Neither G4S nor Serco are involved in the bidding. Both were found to have overcharged the Ministry of Justice for monitoring offenders. G4S has been referred to the Serious Fraud Office citing, among other issues, ‘performance reporting’. A4E are still in the running. Nine of their employees faced charges of fraud at Slough magistrates court in October 2013 after the company alerted the DWP and the police to activities relating to the ‘Aspire to Inspire’ programme.

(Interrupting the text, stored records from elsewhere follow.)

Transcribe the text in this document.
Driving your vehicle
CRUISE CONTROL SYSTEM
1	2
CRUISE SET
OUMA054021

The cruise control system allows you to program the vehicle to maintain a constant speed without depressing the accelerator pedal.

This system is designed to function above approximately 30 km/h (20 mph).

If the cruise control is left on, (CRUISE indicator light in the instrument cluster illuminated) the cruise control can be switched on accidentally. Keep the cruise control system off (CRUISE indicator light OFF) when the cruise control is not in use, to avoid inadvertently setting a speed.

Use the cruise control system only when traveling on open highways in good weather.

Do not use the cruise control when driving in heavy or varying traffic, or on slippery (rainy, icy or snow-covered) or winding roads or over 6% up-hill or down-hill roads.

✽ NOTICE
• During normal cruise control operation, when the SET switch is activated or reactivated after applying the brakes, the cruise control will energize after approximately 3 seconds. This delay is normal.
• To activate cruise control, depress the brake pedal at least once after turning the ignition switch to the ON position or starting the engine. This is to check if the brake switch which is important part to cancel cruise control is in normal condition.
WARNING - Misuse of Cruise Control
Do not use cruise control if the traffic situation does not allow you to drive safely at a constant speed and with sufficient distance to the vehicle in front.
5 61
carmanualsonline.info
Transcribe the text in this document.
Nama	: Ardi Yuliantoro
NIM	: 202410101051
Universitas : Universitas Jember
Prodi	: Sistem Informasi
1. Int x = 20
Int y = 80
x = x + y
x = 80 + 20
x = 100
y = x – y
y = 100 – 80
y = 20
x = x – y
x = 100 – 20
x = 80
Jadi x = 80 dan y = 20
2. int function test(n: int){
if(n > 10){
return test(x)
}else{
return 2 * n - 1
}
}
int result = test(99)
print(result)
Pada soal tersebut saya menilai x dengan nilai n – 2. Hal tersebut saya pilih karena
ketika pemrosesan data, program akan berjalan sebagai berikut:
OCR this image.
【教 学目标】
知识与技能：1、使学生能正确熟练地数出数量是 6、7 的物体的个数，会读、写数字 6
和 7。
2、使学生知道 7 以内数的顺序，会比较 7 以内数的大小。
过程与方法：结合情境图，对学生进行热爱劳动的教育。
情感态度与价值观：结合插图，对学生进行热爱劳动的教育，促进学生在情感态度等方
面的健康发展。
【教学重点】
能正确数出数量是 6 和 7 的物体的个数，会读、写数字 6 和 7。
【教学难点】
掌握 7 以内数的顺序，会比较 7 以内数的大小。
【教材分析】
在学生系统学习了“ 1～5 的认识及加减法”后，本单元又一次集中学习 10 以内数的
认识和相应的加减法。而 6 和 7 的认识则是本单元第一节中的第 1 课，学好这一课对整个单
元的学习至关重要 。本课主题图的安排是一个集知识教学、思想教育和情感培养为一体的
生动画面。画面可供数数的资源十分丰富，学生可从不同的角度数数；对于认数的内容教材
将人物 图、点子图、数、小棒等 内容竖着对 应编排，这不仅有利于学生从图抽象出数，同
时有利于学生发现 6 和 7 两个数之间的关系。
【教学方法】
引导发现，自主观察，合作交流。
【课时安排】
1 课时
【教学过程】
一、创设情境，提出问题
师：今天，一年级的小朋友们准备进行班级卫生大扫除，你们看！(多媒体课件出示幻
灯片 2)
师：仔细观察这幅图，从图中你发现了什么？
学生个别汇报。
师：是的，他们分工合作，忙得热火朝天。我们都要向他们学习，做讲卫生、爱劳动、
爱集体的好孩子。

There are dangers inherent in payment by results. In the extra two months that the Ministry of Justice has given itself to reflect on the programme, they need to come to terms with those dangers. Preventing reoffending, without the certainties of custody, is an uncertain process, so the services could find themselves more in control of the statistics than of the reoffending. The police are now having to demonstrate anew that the public can trust their records of crime figures. One suspicion is that the incentive to record fewer or less serious crimes came from the targets set for police forces. It is not a good time to apply the same principle to the probation service. Officers that found evidence of an offence from among their caseload would have to endanger their rewards or even their contracts by notifying the police. I have no grounds for believing that anyone now working in the probation service is motivated by anything other than integrity, respect for the law and a wish to assist offenders back to law-abiding lives. It is a disservice to lead them into temptation.

Handcuffs and money

Even if the monitoring system were perfect, there is a second drawback. It is an achievement for a probation officer when their efforts show an offender the path to going straight. However, a greater share of the improvement belongs to the ex-offender. Once released from custody, the decision not to burgle, steal or assault must come from them. The ex-offenders can be rewarded with liberty, respect and the opportunity to contribute to society. It is a step too far to give them the choice of how much their probation officers should be paid.